Vectura Group’s drug-device, VR475, has failed to meet its primary endpoint in adult and adolescent patients with severe uncontrolled asthma in the phase III study.
VR475 is a drug device combination, which includes budesonide delivered by Vectura’s nebuliser inhalation system.
The top-line results showed reduction in the annualized rate of clinically significant exacerbations among patients securing either VR475 1mg or VR475 0.5mg doses twice daily during a 52-week treatment period compared against placebo, while the results failed to reach statistical significance.
The open label arm with conventional nebuliser also failed to achieve statistical significance against placebo.
Vectura noted that available safety data for VR475 are consistent with the known profile of inhaled budesonide.
The UK-based company has decided to stop the development of asthma drug-device, based on the results.
The results emphasize the differential characteristics of the firm’s guided inhalation system against conventional nebulisation, said Vectura.

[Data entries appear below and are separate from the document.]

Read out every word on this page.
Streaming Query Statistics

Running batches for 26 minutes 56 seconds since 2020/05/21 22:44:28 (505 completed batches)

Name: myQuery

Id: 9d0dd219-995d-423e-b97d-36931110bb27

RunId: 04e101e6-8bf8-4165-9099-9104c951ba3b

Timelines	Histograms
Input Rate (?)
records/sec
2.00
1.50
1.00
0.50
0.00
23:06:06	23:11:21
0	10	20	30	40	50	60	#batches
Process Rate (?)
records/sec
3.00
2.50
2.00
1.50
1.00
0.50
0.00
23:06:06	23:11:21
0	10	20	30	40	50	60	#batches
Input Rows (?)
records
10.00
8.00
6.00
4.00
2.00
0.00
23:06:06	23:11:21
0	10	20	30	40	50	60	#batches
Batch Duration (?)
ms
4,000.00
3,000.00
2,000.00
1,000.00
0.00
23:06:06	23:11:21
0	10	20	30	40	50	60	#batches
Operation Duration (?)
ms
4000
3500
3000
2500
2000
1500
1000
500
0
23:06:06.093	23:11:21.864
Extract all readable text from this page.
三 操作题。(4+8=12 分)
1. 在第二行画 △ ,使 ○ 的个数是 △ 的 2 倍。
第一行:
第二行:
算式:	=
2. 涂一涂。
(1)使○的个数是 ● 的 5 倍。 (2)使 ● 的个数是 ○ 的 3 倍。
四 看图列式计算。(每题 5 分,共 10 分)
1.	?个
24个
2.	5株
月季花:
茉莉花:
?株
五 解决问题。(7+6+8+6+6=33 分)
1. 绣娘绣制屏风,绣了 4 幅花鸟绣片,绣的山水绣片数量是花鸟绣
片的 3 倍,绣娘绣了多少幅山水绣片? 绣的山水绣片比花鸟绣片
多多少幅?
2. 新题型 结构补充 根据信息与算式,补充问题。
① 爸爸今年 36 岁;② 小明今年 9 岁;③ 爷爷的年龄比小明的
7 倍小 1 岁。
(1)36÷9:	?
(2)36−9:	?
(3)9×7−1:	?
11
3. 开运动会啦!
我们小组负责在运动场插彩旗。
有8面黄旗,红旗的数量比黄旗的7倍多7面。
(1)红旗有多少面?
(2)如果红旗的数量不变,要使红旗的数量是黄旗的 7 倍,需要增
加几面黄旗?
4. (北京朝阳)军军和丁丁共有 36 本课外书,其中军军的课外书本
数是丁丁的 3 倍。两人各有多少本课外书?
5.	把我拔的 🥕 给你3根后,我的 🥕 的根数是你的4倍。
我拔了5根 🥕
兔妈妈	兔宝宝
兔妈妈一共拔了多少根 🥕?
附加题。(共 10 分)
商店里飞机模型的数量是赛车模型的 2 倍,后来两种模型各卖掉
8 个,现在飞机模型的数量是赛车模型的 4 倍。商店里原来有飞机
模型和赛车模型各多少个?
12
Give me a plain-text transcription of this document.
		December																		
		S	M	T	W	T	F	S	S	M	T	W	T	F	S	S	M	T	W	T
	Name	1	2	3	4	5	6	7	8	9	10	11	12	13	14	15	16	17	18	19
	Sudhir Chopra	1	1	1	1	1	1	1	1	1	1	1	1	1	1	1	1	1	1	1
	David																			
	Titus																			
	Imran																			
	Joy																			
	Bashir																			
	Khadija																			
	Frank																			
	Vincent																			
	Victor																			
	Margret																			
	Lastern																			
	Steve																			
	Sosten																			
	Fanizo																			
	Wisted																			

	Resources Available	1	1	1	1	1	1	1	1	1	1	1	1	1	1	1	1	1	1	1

The University of Nottingham’s medicine and health sciences faculty and principal investigator professor Tim Harrison said: “The study outcome is disappointing, however the primary endpoint in this difficult-to-treat patient population presented a high hurdle from the outset.”
The phase III study was a randomised, double-blind placebo-controlled study that evaluated the efficacy and safety of two doses of nebulised budesonide delivered by the VR475 inhalation system against placebo.
The study recruited 713 patients in 7 European countries, including the Ukraine and the Philippines.
According to the company, the primary endpoint was the annualised rate of clinically significant exacerbations during a 52-week treatment period.
In March 2014, Vectura acquired Activaero, which allowed the company to secure the rights of VR475 program.
The VR475 will be fully impaired in the current financial year, following the results of this study. It also resulted in a negative impact on the group’s loss before tax of £40m, and loss after tax of £29m.
Vectura chief medical officer and development executive vice president Gonzalo de Miquel said: “Although we are disappointed that these results missed statistical significance, I remain confident in our proprietary technology and development capabilities.”